A "who's who" of the modern art world
Much of the new wing is filled with what amounts to a "who’s who" of famous mid- to-late-20th century artists, many of whom became personal friends of the Fishers. There are deep dives into the work of pop icon Andy Warhol, photorealist Gerhard Richter, photographer Chuck Close, and sculptors Richard Serra, and Alexander Calder, to name a few.
But for all of the newly-expanded SFMOMA's bounties, a number of critics have voiced concerns about what’s missing.
"It’s very, very obvious," says Dena Beard, executive director of The Lab, an experimental gallery in San Francisco, and a former curator at the Berkeley Art Museum. "They’re missing women and people of color in their collection."
SFMOMA has been quick to defend itself against such critiques. Garrels says the museum is working to fill in the gaps, for example through such recent acquisitions as an intimate, candid portrait by the American artist Alice Neel depicting a gay male couple sitting together. "It’s the first painting of Neel to come into the collection," Garrels says.
The Neel is next to Edward Hopper's famous portrait of a woman in a movie theater, and a collage by African-American artist Romare Bearden -- the first Bearden to come into the collection.
Do big donors call the shots?
In addition to the under-representation of non-caucasian and women artists in the Fisher Collection, there’s another ethical question to consider about how museums decide whether art is worth displaying or not when they’re offered a major donation.

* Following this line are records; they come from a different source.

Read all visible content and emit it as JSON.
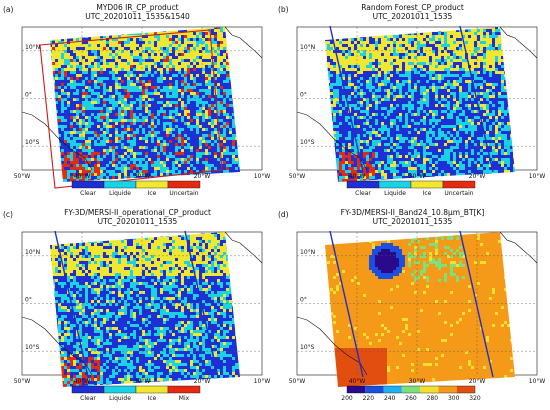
{
  "figure": {
    "panels": [
      {
        "label": "(a)",
        "title_line1": "MYD06 IR_CP_product",
        "title_line2": "UTC_20201011_1535&1540",
        "legend_type": "categorical",
        "legend_labels": [
          "Clear",
          "Liquide",
          "Ice",
          "Uncertain"
        ],
        "legend_colors": [
          "#1e2fd6",
          "#19d2e6",
          "#f0e72e",
          "#e62a12"
        ],
        "overlay_box_color": "#cc1a1a",
        "swath_line_color": ""
      },
      {
        "label": "(b)",
        "title_line1": "Random Forest_CP_product",
        "title_line2": "UTC_20201011_1535",
        "legend_type": "categorical",
        "legend_labels": [
          "Clear",
          "Liquide",
          "Ice",
          "Uncertain"
        ],
        "legend_colors": [
          "#1e2fd6",
          "#19d2e6",
          "#f0e72e",
          "#e62a12"
        ],
        "overlay_box_color": "",
        "swath_line_color": "#1f2fc8"
      },
      {
        "label": "(c)",
        "title_line1": "FY-3D/MERSI-II_operational_CP_product",
        "title_line2": "UTC_20201011_1535",
        "legend_type": "categorical",
        "legend_labels": [
          "Clear",
          "Liquide",
          "Ice",
          "Mix"
        ],
        "legend_colors": [
          "#1e2fd6",
          "#19d2e6",
          "#f0e72e",
          "#e62a12"
        ],
        "overlay_box_color": "",
        "swath_line_color": "#1f2fc8"
      },
      {
        "label": "(d)",
        "title_line1": "FY-3D/MERSI-II_Band24_10.8μm_BT[K]",
        "title_line2": "UTC_20201011_1535",
        "legend_type": "continuous",
        "legend_labels": [
          "200",
          "220",
          "240",
          "260",
          "280",
          "300",
          "320"
        ],
        "legend_colors": [
          "#2a0a8a",
          "#1b4fe0",
          "#1fb0f0",
          "#7ee07a",
          "#f2e030",
          "#f59a18",
          "#e24e10"
        ],
        "overlay_box_color": "",
        "swath_line_color": "#1f2fc8"
      }
    ],
    "axes": {
      "lat_labels": [
        "10°N",
        "0°",
        "10°S"
      ],
      "lon_labels": [
        "50°W",
        "40°W",
        "30°W",
        "20°W",
        "10°W"
      ]
    }
  }
}
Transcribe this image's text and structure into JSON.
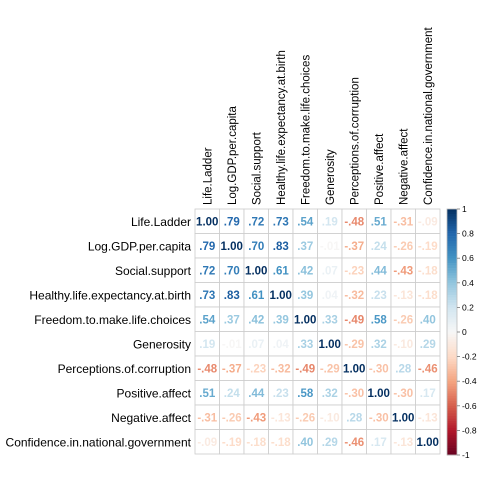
{
  "chart_data": {
    "type": "heatmap",
    "variables": [
      "Life.Ladder",
      "Log.GDP.per.capita",
      "Social.support",
      "Healthy.life.expectancy.at.birth",
      "Freedom.to.make.life.choices",
      "Generosity",
      "Perceptions.of.corruption",
      "Positive.affect",
      "Negative.affect",
      "Confidence.in.national.government"
    ],
    "matrix": [
      [
        1.0,
        0.79,
        0.72,
        0.73,
        0.54,
        0.19,
        -0.48,
        0.51,
        -0.31,
        -0.09
      ],
      [
        0.79,
        1.0,
        0.7,
        0.83,
        0.37,
        -0.01,
        -0.37,
        0.24,
        -0.26,
        -0.19
      ],
      [
        0.72,
        0.7,
        1.0,
        0.61,
        0.42,
        0.07,
        -0.23,
        0.44,
        -0.43,
        -0.18
      ],
      [
        0.73,
        0.83,
        0.61,
        1.0,
        0.39,
        0.04,
        -0.32,
        0.23,
        -0.13,
        -0.18
      ],
      [
        0.54,
        0.37,
        0.42,
        0.39,
        1.0,
        0.33,
        -0.49,
        0.58,
        -0.26,
        0.4
      ],
      [
        0.19,
        -0.01,
        0.07,
        0.04,
        0.33,
        1.0,
        -0.29,
        0.32,
        -0.1,
        0.29
      ],
      [
        -0.48,
        -0.37,
        -0.23,
        -0.32,
        -0.49,
        -0.29,
        1.0,
        -0.3,
        0.28,
        -0.46
      ],
      [
        0.51,
        0.24,
        0.44,
        0.23,
        0.58,
        0.32,
        -0.3,
        1.0,
        -0.3,
        0.17
      ],
      [
        -0.31,
        -0.26,
        -0.43,
        -0.13,
        -0.26,
        -0.1,
        0.28,
        -0.3,
        1.0,
        -0.13
      ],
      [
        -0.09,
        -0.19,
        -0.18,
        -0.18,
        0.4,
        0.29,
        -0.46,
        0.17,
        -0.13,
        1.0
      ]
    ],
    "colorbar": {
      "range": [
        -1,
        1
      ],
      "ticks": [
        "1",
        "0.8",
        "0.6",
        "0.4",
        "0.2",
        "0",
        "-0.2",
        "-0.4",
        "-0.6",
        "-0.8",
        "-1"
      ]
    }
  }
}
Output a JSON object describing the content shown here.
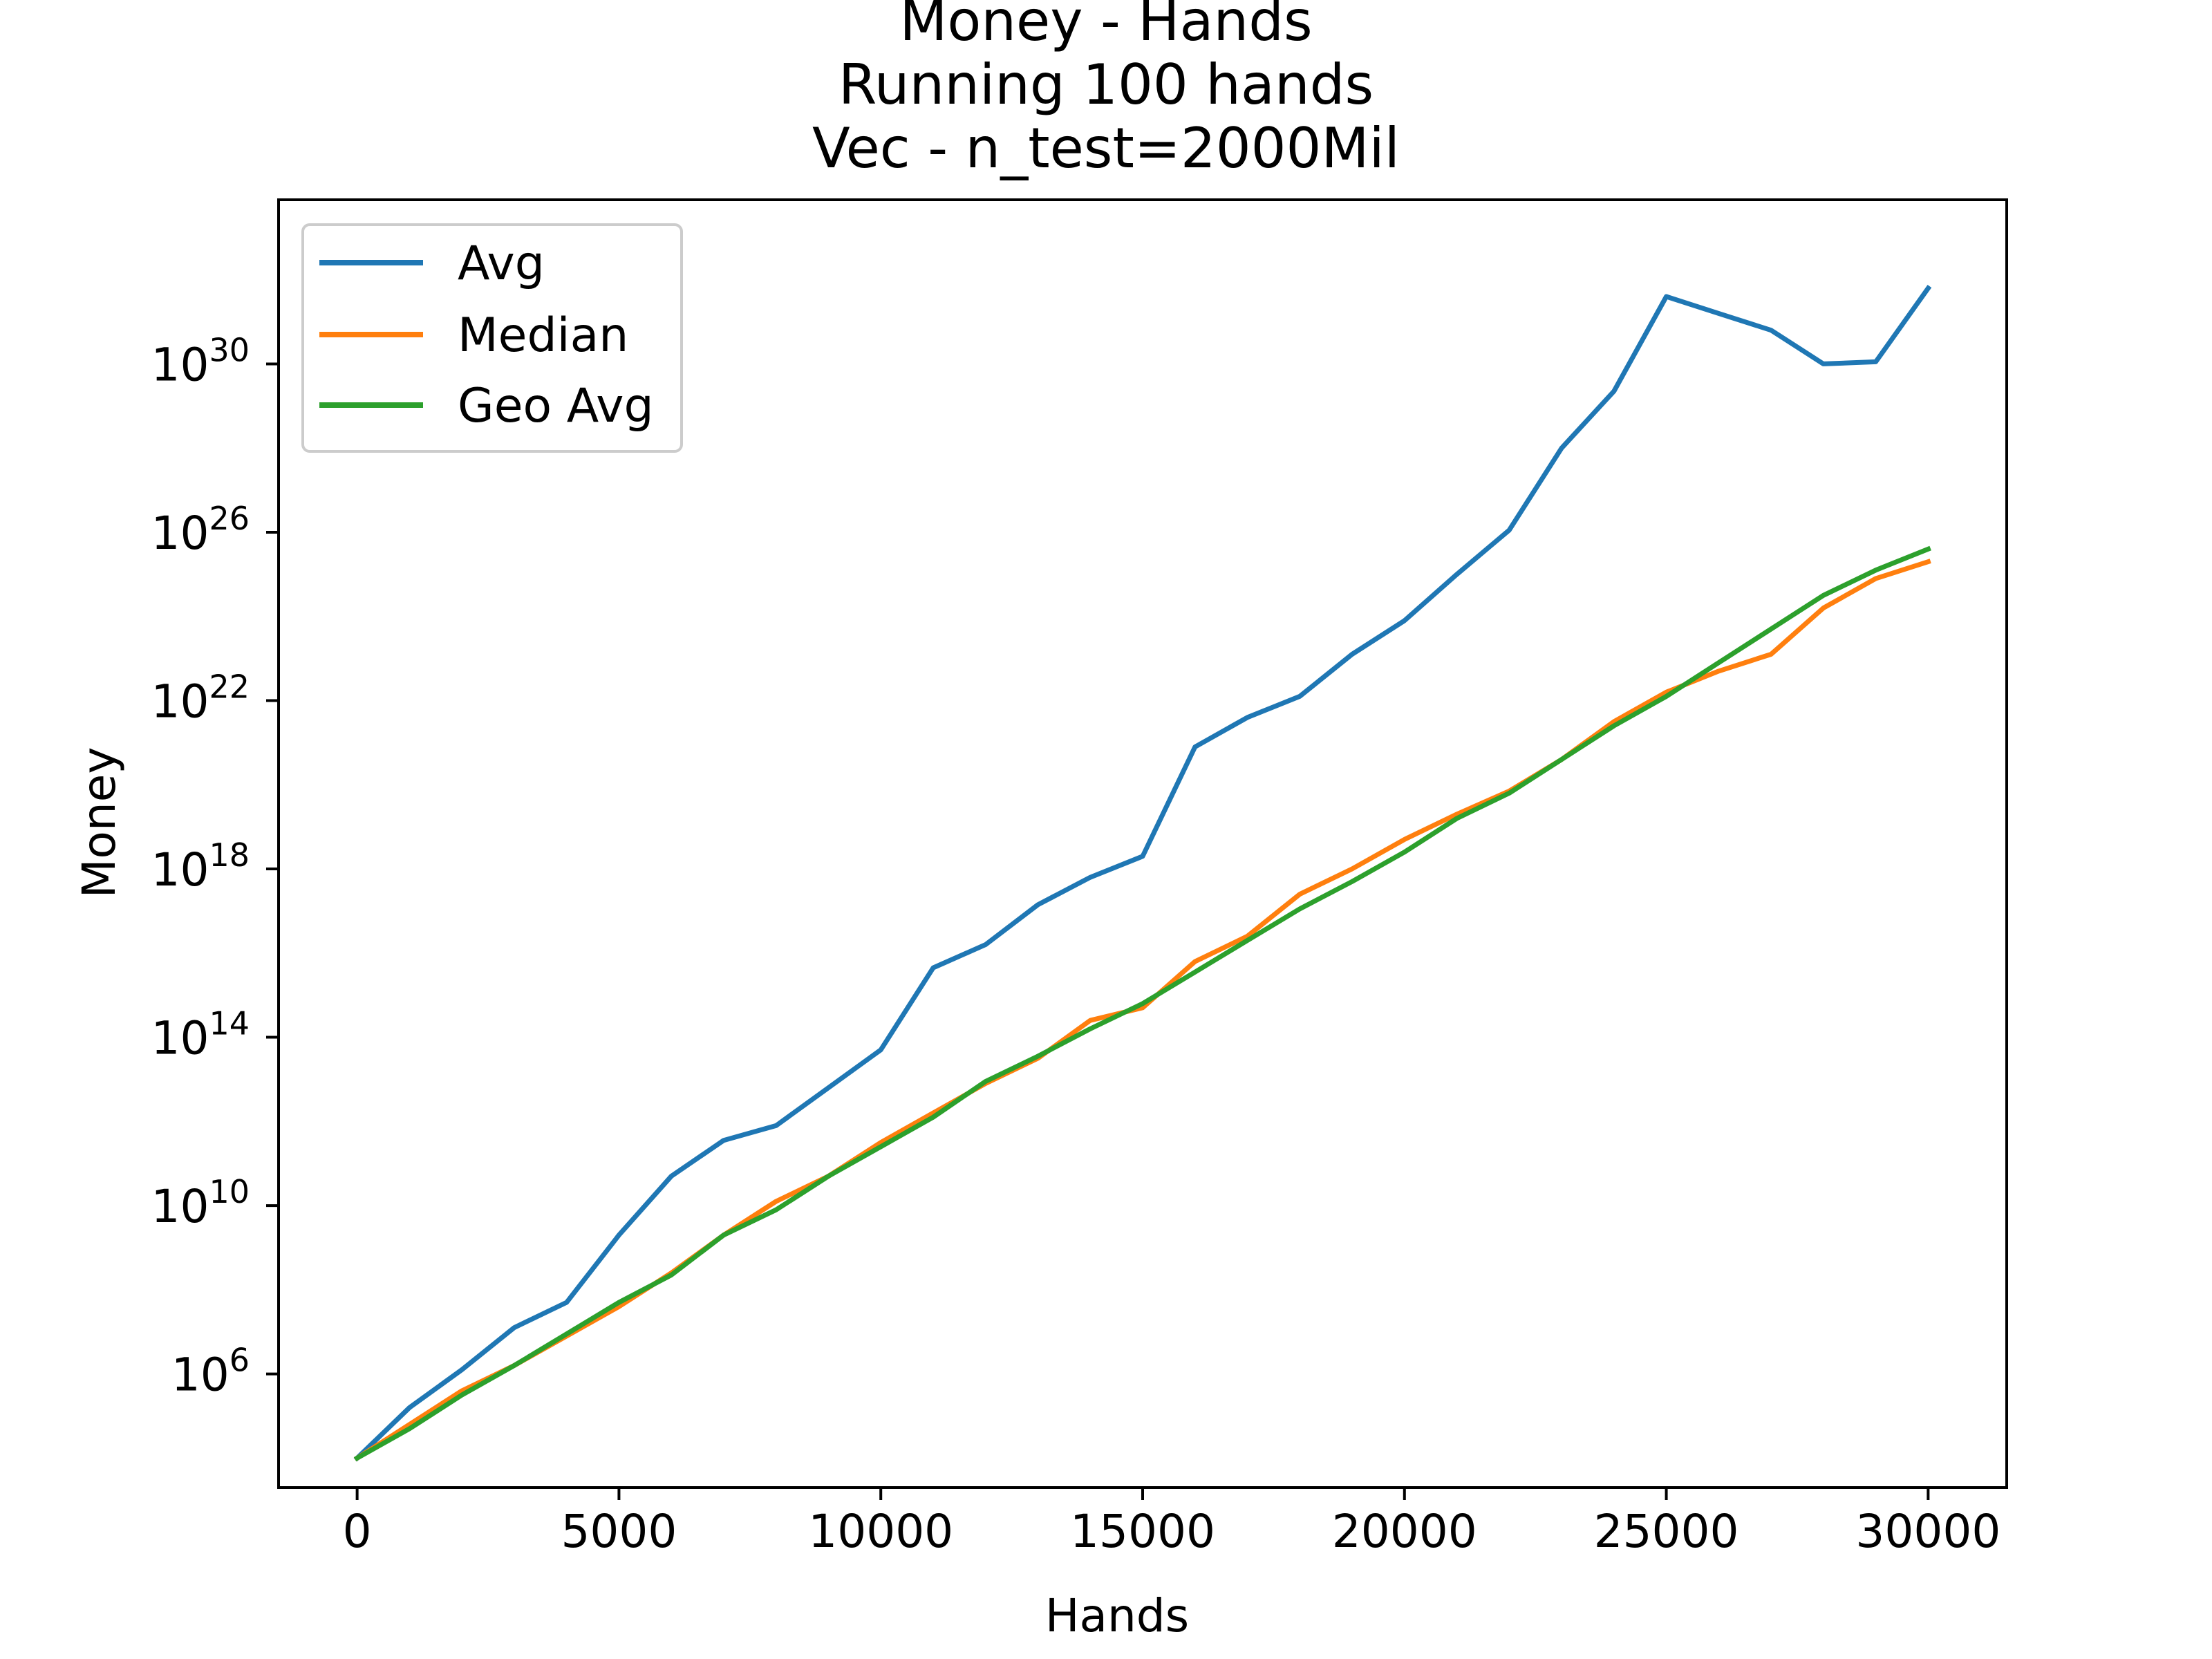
{
  "chart_data": {
    "type": "line",
    "title_lines": [
      "Money - Hands",
      "Running 100 hands",
      "Vec - n_test=2000Mil"
    ],
    "xlabel": "Hands",
    "ylabel": "Money",
    "yscale": "log",
    "xlim": [
      -1500,
      31500
    ],
    "ylim_exp": [
      3.3,
      33.9
    ],
    "x_ticks": [
      0,
      5000,
      10000,
      15000,
      20000,
      25000,
      30000
    ],
    "y_ticks_exp": [
      6,
      10,
      14,
      18,
      22,
      26,
      30
    ],
    "y_tick_base": "10",
    "grid": false,
    "legend_position": "upper left",
    "x": [
      0,
      1000,
      2000,
      3000,
      4000,
      5000,
      6000,
      7000,
      8000,
      9000,
      10000,
      11000,
      12000,
      13000,
      14000,
      15000,
      16000,
      17000,
      18000,
      19000,
      20000,
      21000,
      22000,
      23000,
      24000,
      25000,
      26000,
      27000,
      28000,
      29000,
      30000
    ],
    "series": [
      {
        "name": "Avg",
        "color": "#1f77b4",
        "log10_values": [
          4.0,
          5.2,
          6.1,
          7.1,
          7.7,
          9.3,
          10.7,
          11.55,
          11.9,
          12.8,
          13.7,
          15.65,
          16.2,
          17.15,
          17.8,
          18.3,
          20.9,
          21.6,
          22.1,
          23.1,
          23.9,
          25.0,
          26.05,
          28.0,
          29.35,
          31.6,
          31.2,
          30.8,
          30.0,
          30.05,
          31.8
        ]
      },
      {
        "name": "Median",
        "color": "#ff7f0e",
        "log10_values": [
          4.0,
          4.8,
          5.6,
          6.2,
          6.9,
          7.6,
          8.4,
          9.3,
          10.1,
          10.7,
          11.5,
          12.2,
          12.9,
          13.5,
          14.4,
          14.7,
          15.8,
          16.4,
          17.4,
          18.0,
          18.7,
          19.3,
          19.85,
          20.6,
          21.5,
          22.2,
          22.7,
          23.1,
          24.2,
          24.9,
          25.3
        ]
      },
      {
        "name": "Geo Avg",
        "color": "#2ca02c",
        "log10_values": [
          4.0,
          4.7,
          5.5,
          6.2,
          6.95,
          7.7,
          8.35,
          9.3,
          9.9,
          10.7,
          11.4,
          12.1,
          12.95,
          13.55,
          14.2,
          14.8,
          15.55,
          16.3,
          17.05,
          17.7,
          18.4,
          19.2,
          19.8,
          20.6,
          21.4,
          22.1,
          22.9,
          23.7,
          24.5,
          25.1,
          25.6
        ]
      }
    ]
  }
}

“Are we owned by our patrons, or are we owned by the curatorial vision?" Beard asks. "How do we determine value when we require so much actual dollar sign value from these people."
Such issues have often been swept aside in the history of modern art. New York’s Whitney and Guggenheim museums were both founded by their wealthy namesakes. Music mogul David Geffen recently gave New York's Museum of Modern Art $100 million for a new wing, and businessman Eli Broad has invested around $1 billion dollars in museums in Los Angeles, including building and endowing The Broad Museum devoted to his own art collection.
But Garrels says he frequently declines the offerings of potential donors. "There are private collections that would not have been of interest to the museum, where we just feel the work is not of the caliber or quality that we want to maintain for this collection," Garrels says.
Fisher Collection draws praise despite criticism
In spite of the criticisms, many art world insiders have praised the quality of the Fisher Collection. Beard says she was moved to tears by a room full of Agnes Martin paintings -- seven minimalist paintings in deep blues and white-washed colors that seem to float off the canvas. "It is absolutely stunning," Beard says. "And they’re moving. They’re something you want to spend hours and hours with."
Shannon Jackson, associate vice chancellor of arts and design at UC Berkeley, says the agreement between the Fishers and SFMOMA was a deal worth making.
"By donating a huge collection to a publicly minded institution, it is now possible for all of us citizens to see these works," Jackson says. "And we don’t have to wait for an invitation to the Fisher’s house for dinner."
As SFMOMA opens to the public, visitors will be able to make their own judgments about whether it is both a big museum -- and a great one.